26 de Janeiro, 2024 Pedro Soveral

Pitti Uomo com estreias nacionais

A feira italiana de moda masculina abre as portas amanhã com a presença de seis insígnias “made in Portugal”, incluindo as estreias da especialista em streetwear Qunto e da Bravian, a marca urban tech wear do Grupo Latino.

A Pitti Uomo, que decorre de 9 a 12 de janeiro, antecipa a presença de 835 marcas, 43% das quais estrangeiras, refere a organização. «A Pitti Uomo é, para todos os efeitos e propósitos, uma oportunidade imperdível para comparar notas, o que faz de Florença a cidade líder no sector das feiras de moda», destaca Raffaello Napoleone, CEO da Pitti Immagine. «Do nosso observatório especial, percebemos o desejo das marcas de estarem presentes em Florença para serem vistas e encontrarem-se com clientes internacionais. Nesse sentido, estamos confiantes na vasta participação de compradores internacionais», acrescenta.

De Portugal, estão presentes a Ambitious, a Bravian, a La Paz, a Qunto, a Sock Affairs e a Vandoma, as últimas cinco com o apoio do projeto 100%ModaPortugal.

No caso da Bravian, tal como da Qunto, será a estreia no certame italiano. «Esperamos com esta presença na Pitti Uomo provar que em Portugal temos marcas de moda com muita qualidade, não só em fabricação, mas também em design. Queremos promover a nossa marca em novos mercados e dar oportunidade de poderem ver e tocar nas nossas peças. Ao mesmo tempo, queremos ver o melhor que se está a fazer na moda neste momento, quais são as tendências e as marcas com selo de qualidade Pitti Uomo», explica, ao Portugal Têxtil, a gestora da marca, Andreia Silva.

Bravian [©Bravian]

Nascida em 2020 no seio do Grupo Latino, a marca assume conceito o urban tech wear, com a experiência do grupo na confeção de vestuário de proteção a fazer-se sentir nas propostas da marca para o outono-inverno 2024/2025, com uma coleção pautada por «hoodies e casacos cujo capuz que se transforma em balaklava com proteção contra a água e o vento, um set de calças e casaco cujo tecido é flame retardant, peças com enchimento Prima Loft, que apesar de serem bastante volumosas tem um peso pluma, bem como os nossos hoodies e sweats com design arrojado e que já se transformam num “must have” para os nossos clientes», revela Andreia Silva. Além disso, «a inspiração militar está sempre vincada nas nossas coleções e esta não foi diferente, com a utilização de acessórios militares e acabamentos, como por exemplo bolsos utilitários e fits cargo», acrescenta.

Já entre os repetentes, a La Paz aposta na nova coleção – que tem como conceito o silêncio – em «tecidos de lã que fazem lembrar os tempos antigos», assim como camisões com tecidos enrugados e algumas cores mais vivas», desvenda o cofundador André Bastos Teixeira.

Apesar de consciente de que a conjuntura atual poderá fazer com que seja «uma feira bastante difícil», a Pitti Uomo é um certame importante para a La Paz. «Como não temos agente em Itália é sempre importante a Pitti onde podemos estar com todos os nossos clientes que são daqui e também fazemos bons contactos com alguns clientes de várias partes do globo», sublinha André Bastos Teixeira. «Itália é um mercado bom para nós, embora seja um mercado exigente e com uma história têxtil muito rica e de alta qualidade.
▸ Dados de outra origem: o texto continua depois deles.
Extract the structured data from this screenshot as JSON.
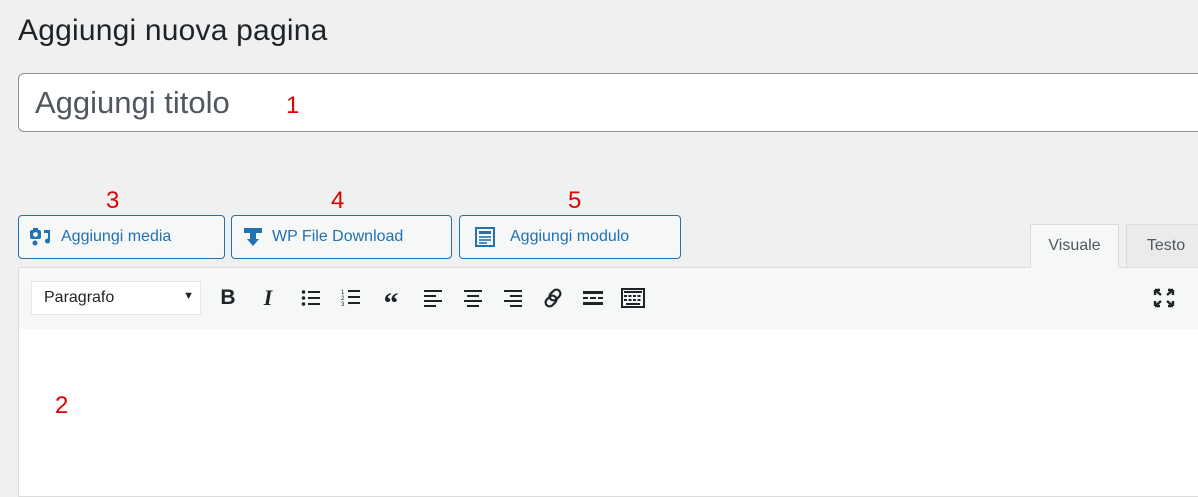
{
  "page": {
    "title": "Aggiungi nuova pagina",
    "title_placeholder": "Aggiungi titolo"
  },
  "annotations": [
    "1",
    "2",
    "3",
    "4",
    "5"
  ],
  "media_buttons": {
    "add_media": "Aggiungi media",
    "wp_file_download": "WP File Download",
    "add_form": "Aggiungi modulo"
  },
  "editor_tabs": {
    "visual": "Visuale",
    "text": "Testo"
  },
  "toolbar": {
    "format_value": "Paragrafo",
    "buttons": [
      "bold-icon",
      "italic-icon",
      "bulleted-list-icon",
      "numbered-list-icon",
      "blockquote-icon",
      "align-left-icon",
      "align-center-icon",
      "align-right-icon",
      "link-icon",
      "read-more-icon",
      "toolbar-toggle-icon",
      "fullscreen-icon"
    ]
  },
  "colors": {
    "accent": "#2271b1",
    "annotation": "#e00000",
    "background": "#f0f0f1"
  }
}
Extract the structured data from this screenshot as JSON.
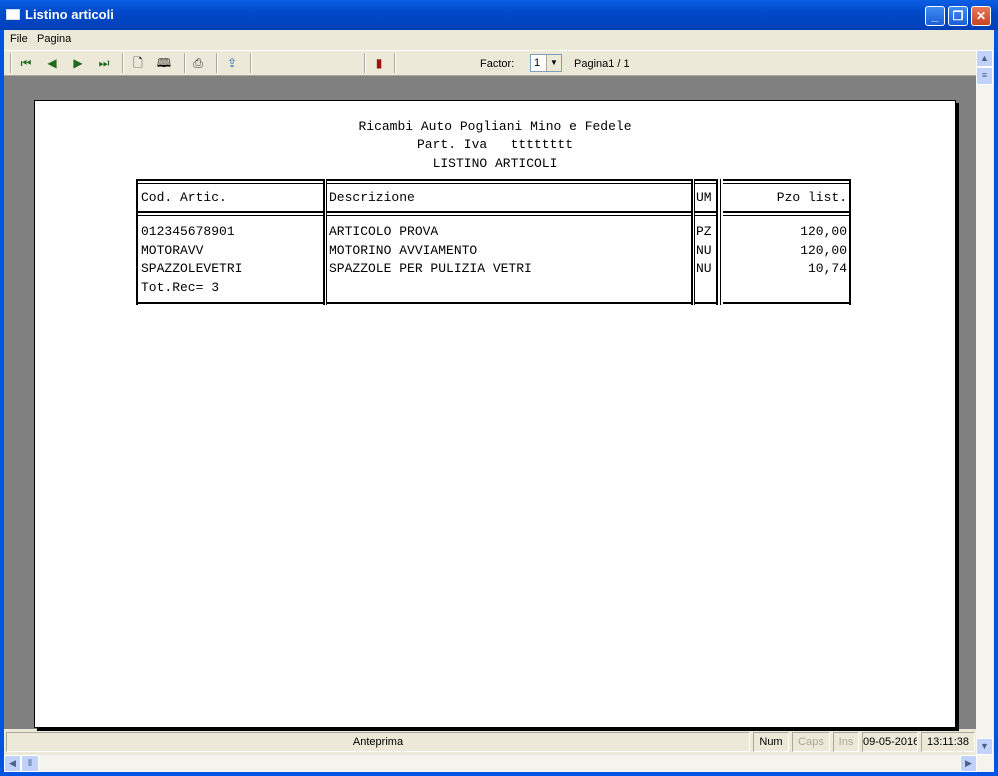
{
  "window": {
    "title": "Listino articoli"
  },
  "menu": {
    "file": "File",
    "pagina": "Pagina"
  },
  "toolbar": {
    "icons": [
      "first-page-icon",
      "previous-page-icon",
      "next-page-icon",
      "last-page-icon",
      "single-page-icon",
      "two-pages-icon",
      "print-icon",
      "export-icon",
      "exit-door-icon"
    ],
    "factor_label": "Factor:",
    "factor_value": "1",
    "page_indicator": "Pagina1 / 1"
  },
  "report": {
    "company": "Ricambi Auto Pogliani Mino e Fedele",
    "vat": "Part. Iva   tttttttt",
    "title": "LISTINO ARTICOLI",
    "columns": {
      "code": "Cod. Artic.",
      "description": "Descrizione",
      "um": "UM",
      "price": "Pzo list."
    },
    "rows": [
      {
        "code": "012345678901",
        "description": "ARTICOLO PROVA",
        "um": "PZ",
        "price": "120,00"
      },
      {
        "code": "MOTORAVV",
        "description": "MOTORINO AVVIAMENTO",
        "um": "NU",
        "price": "120,00"
      },
      {
        "code": "SPAZZOLEVETRI",
        "description": "SPAZZOLE PER PULIZIA VETRI",
        "um": "NU",
        "price": "10,74"
      }
    ],
    "total": "Tot.Rec= 3"
  },
  "status": {
    "mode": "Anteprima",
    "num": "Num",
    "caps": "Caps",
    "ins": "Ins",
    "date": "09-05-2016",
    "time": "13:11:38"
  },
  "colors": {
    "titlebar": "#0054e3",
    "chrome": "#ece9d8",
    "preview_bg": "#808080"
  }
}
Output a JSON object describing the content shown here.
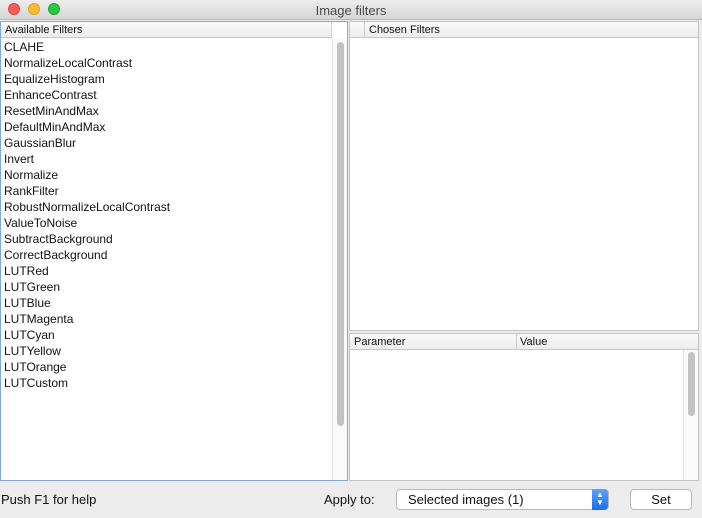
{
  "window": {
    "title": "Image filters"
  },
  "available": {
    "header": "Available Filters",
    "items": [
      "CLAHE",
      "NormalizeLocalContrast",
      "EqualizeHistogram",
      "EnhanceContrast",
      "ResetMinAndMax",
      "DefaultMinAndMax",
      "GaussianBlur",
      "Invert",
      "Normalize",
      "RankFilter",
      "RobustNormalizeLocalContrast",
      "ValueToNoise",
      "SubtractBackground",
      "CorrectBackground",
      "LUTRed",
      "LUTGreen",
      "LUTBlue",
      "LUTMagenta",
      "LUTCyan",
      "LUTYellow",
      "LUTOrange",
      "LUTCustom"
    ]
  },
  "chosen": {
    "header": "Chosen Filters"
  },
  "params": {
    "col_parameter": "Parameter",
    "col_value": "Value"
  },
  "footer": {
    "help": "Push F1 for help",
    "apply_label": "Apply to:",
    "apply_value": "Selected images (1)",
    "set_label": "Set"
  }
}
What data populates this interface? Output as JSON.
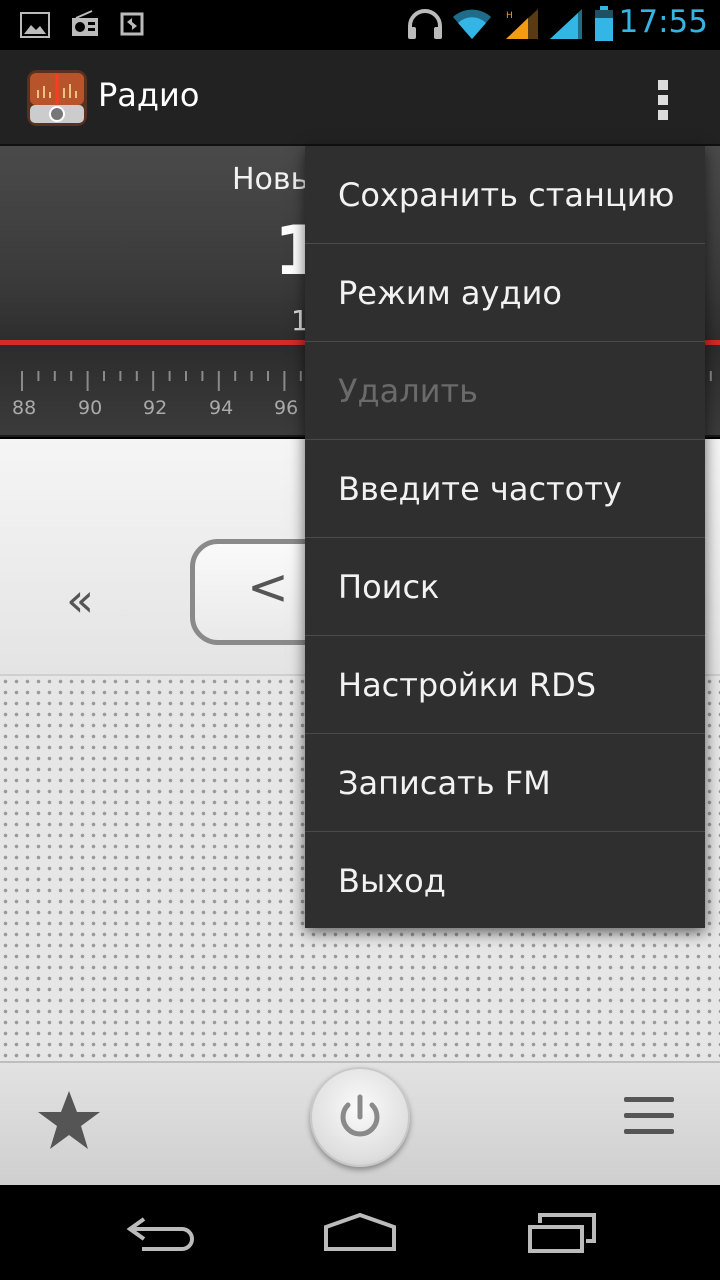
{
  "status_bar": {
    "time": "17:55",
    "accent": "#33b5e5",
    "icons": [
      "image-icon",
      "radio-icon",
      "sync-icon",
      "headphones-icon",
      "wifi-icon",
      "signal-icon",
      "signal-icon",
      "battery-icon"
    ]
  },
  "action_bar": {
    "title": "Радио",
    "app_icon": "radio-app-icon",
    "overflow_icon": "overflow-menu-icon"
  },
  "station": {
    "name": "Новы",
    "frequency": "1",
    "subtitle": "1"
  },
  "dial": {
    "labels": [
      "88",
      "90",
      "92",
      "94",
      "96"
    ],
    "accent": "#d42a2a"
  },
  "controls": {
    "seek_prev_symbol": "«",
    "step_down_symbol": "<"
  },
  "bottom_bar": {
    "favorite_icon": "star-icon",
    "power_icon": "power-icon",
    "list_icon": "list-icon"
  },
  "nav_bar": {
    "icons": [
      "back-icon",
      "home-icon",
      "recent-apps-icon"
    ]
  },
  "menu": {
    "items": [
      {
        "label": "Сохранить станцию",
        "enabled": true
      },
      {
        "label": "Режим аудио",
        "enabled": true
      },
      {
        "label": "Удалить",
        "enabled": false
      },
      {
        "label": "Введите частоту",
        "enabled": true
      },
      {
        "label": "Поиск",
        "enabled": true
      },
      {
        "label": "Настройки RDS",
        "enabled": true
      },
      {
        "label": "Записать FM",
        "enabled": true
      },
      {
        "label": "Выход",
        "enabled": true
      }
    ]
  }
}
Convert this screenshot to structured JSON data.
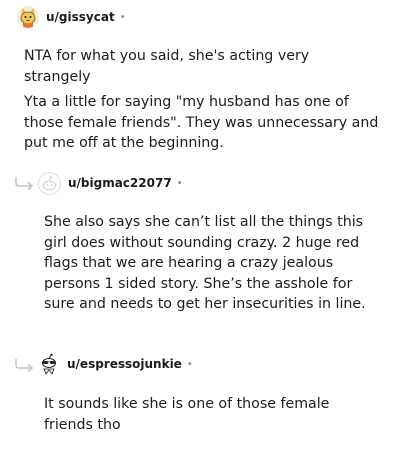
{
  "comments": [
    {
      "username": "u/gissycat",
      "separator": "•",
      "avatar_icon": "snoo-cat-avatar-icon",
      "paragraphs": [
        "NTA for what you said, she's acting very strangely",
        "Yta a little for saying \"my husband has one of those female friends\". They was unnecessary and put me off at the beginning."
      ]
    },
    {
      "username": "u/bigmac22077",
      "separator": "•",
      "avatar_icon": "default-snoo-avatar-icon",
      "reply_icon": "reply-arrow-icon",
      "paragraphs": [
        "She also says she can’t list all the things this girl does without sounding crazy. 2 huge red flags that we are hearing a crazy jealous persons 1 sided story. She’s the asshole for sure and needs to get her insecurities in line."
      ]
    },
    {
      "username": "u/espressojunkie",
      "separator": "•",
      "avatar_icon": "snoo-sunglasses-avatar-icon",
      "reply_icon": "reply-arrow-icon",
      "paragraphs": [
        "It sounds like she is one of those female friends tho"
      ]
    }
  ]
}
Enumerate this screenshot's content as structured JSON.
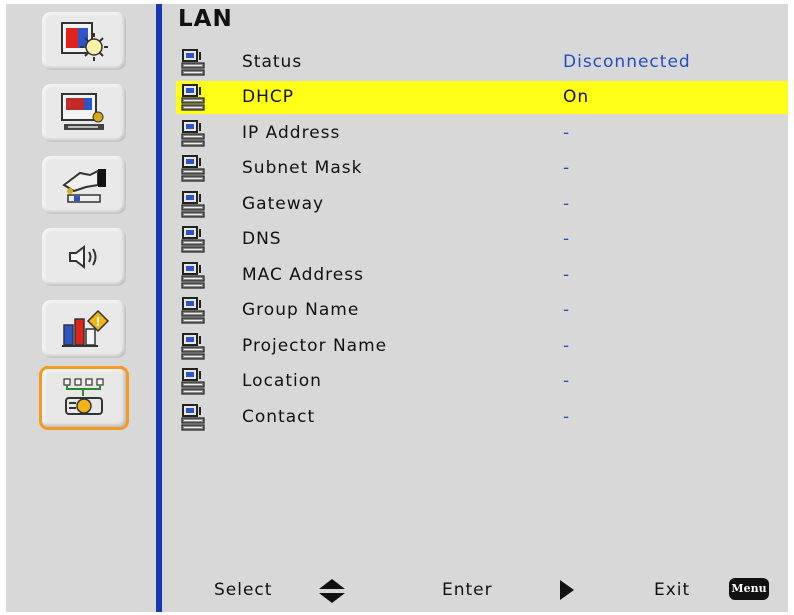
{
  "section_title": "LAN",
  "sidebar": {
    "items": [
      {
        "icon": "picture-settings-icon"
      },
      {
        "icon": "display-settings-icon"
      },
      {
        "icon": "setup-icon"
      },
      {
        "icon": "audio-icon"
      },
      {
        "icon": "info-icon"
      },
      {
        "icon": "lan-network-icon",
        "active": true
      }
    ]
  },
  "rows": [
    {
      "label": "Status",
      "value": "Disconnected"
    },
    {
      "label": "DHCP",
      "value": "On",
      "selected": true
    },
    {
      "label": "IP Address",
      "value": "-"
    },
    {
      "label": "Subnet Mask",
      "value": "-"
    },
    {
      "label": "Gateway",
      "value": "-"
    },
    {
      "label": "DNS",
      "value": "-"
    },
    {
      "label": "MAC Address",
      "value": "-"
    },
    {
      "label": "Group Name",
      "value": "-"
    },
    {
      "label": "Projector Name",
      "value": "-"
    },
    {
      "label": "Location",
      "value": "-"
    },
    {
      "label": "Contact",
      "value": "-"
    }
  ],
  "footer": {
    "select_label": "Select",
    "enter_label": "Enter",
    "exit_label": "Exit",
    "menu_key": "Menu"
  },
  "colors": {
    "highlight": "#ffff17",
    "value_text": "#1f4fc0",
    "divider": "#1738b4",
    "active_border": "#f39a1f"
  }
}
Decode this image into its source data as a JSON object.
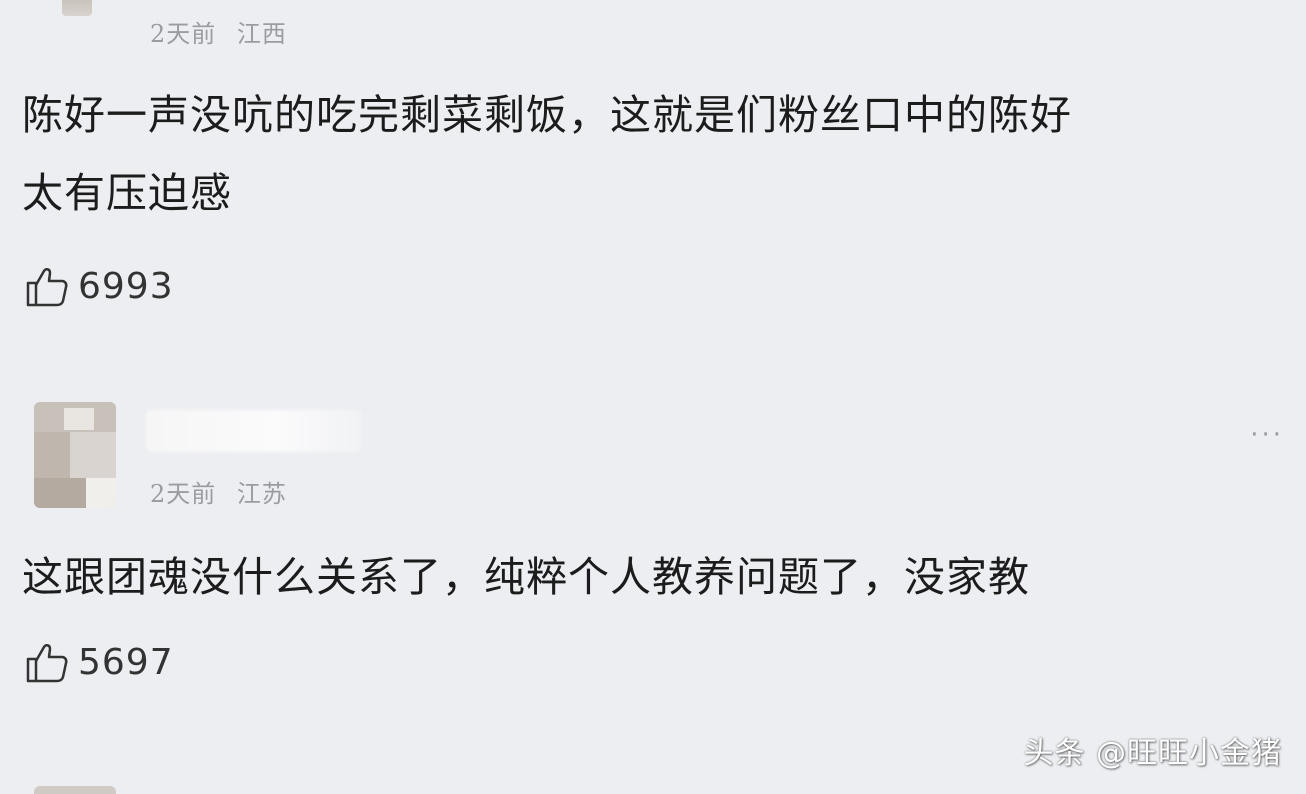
{
  "comments": [
    {
      "meta": {
        "time": "2天前",
        "location": "江西"
      },
      "text_lines": [
        "陈好一声没吭的吃完剩菜剩饭，这就是们粉丝口中的陈好",
        "太有压迫感"
      ],
      "likes": "6993"
    },
    {
      "meta": {
        "time": "2天前",
        "location": "江苏"
      },
      "text_lines": [
        "这跟团魂没什么关系了，纯粹个人教养问题了，没家教"
      ],
      "likes": "5697"
    }
  ],
  "more_icon": "more-dots-icon",
  "like_icon": "thumbs-up-icon",
  "watermark": "头条 @旺旺小金猪",
  "colors": {
    "background": "#eceef1",
    "text": "#1c1c1c",
    "meta": "#9a9ca0"
  }
}
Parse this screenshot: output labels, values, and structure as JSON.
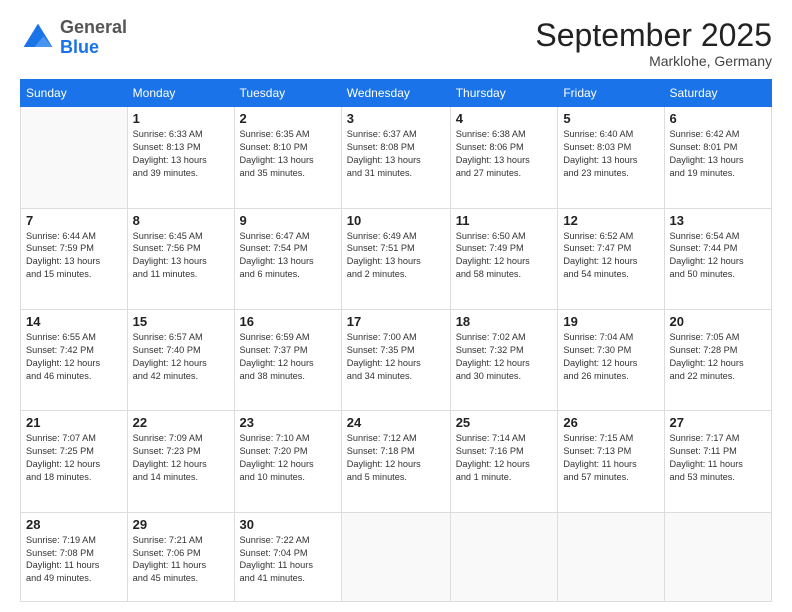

Por isso, é sempre bom saber que o que fazemos é reconhecido por alguns e isso faz-nos felizes. Esperamos que assim perdure e que consigamos crescer mais», destaca.

Também para a Vandoma a feira é interessante, sobretudo pelos contactos realizados com clientes de diferentes nacionalidades. «Curiosamente, o mercado italiano não é relevante para a Vandoma, mas esta feira em Itália é muito importante, por ser uma feira internacional. Os compradores vêm de todo o mundo, uma vez que se trata de uma feira de referência para as marcas», salienta Ana Lisa Sousa, sócia-gerente da António Manuel de Sousa, que detém a marca de acessórios de pescoço.

Para esta edição, a Vandoma irá levar gravatas, laços, écharpes e suspensórios com padrões vintage e tecidos mais rústicos e as perspetivas são positivas. «Temos boas expectativas para esta edição, uma vez que a Pitti Uomo de janeiro é mais relevante que a de junho, o que se costuma traduzir em maior número de compradores internacionais e notas de encomenda», conclui Ana Lisa Sousa.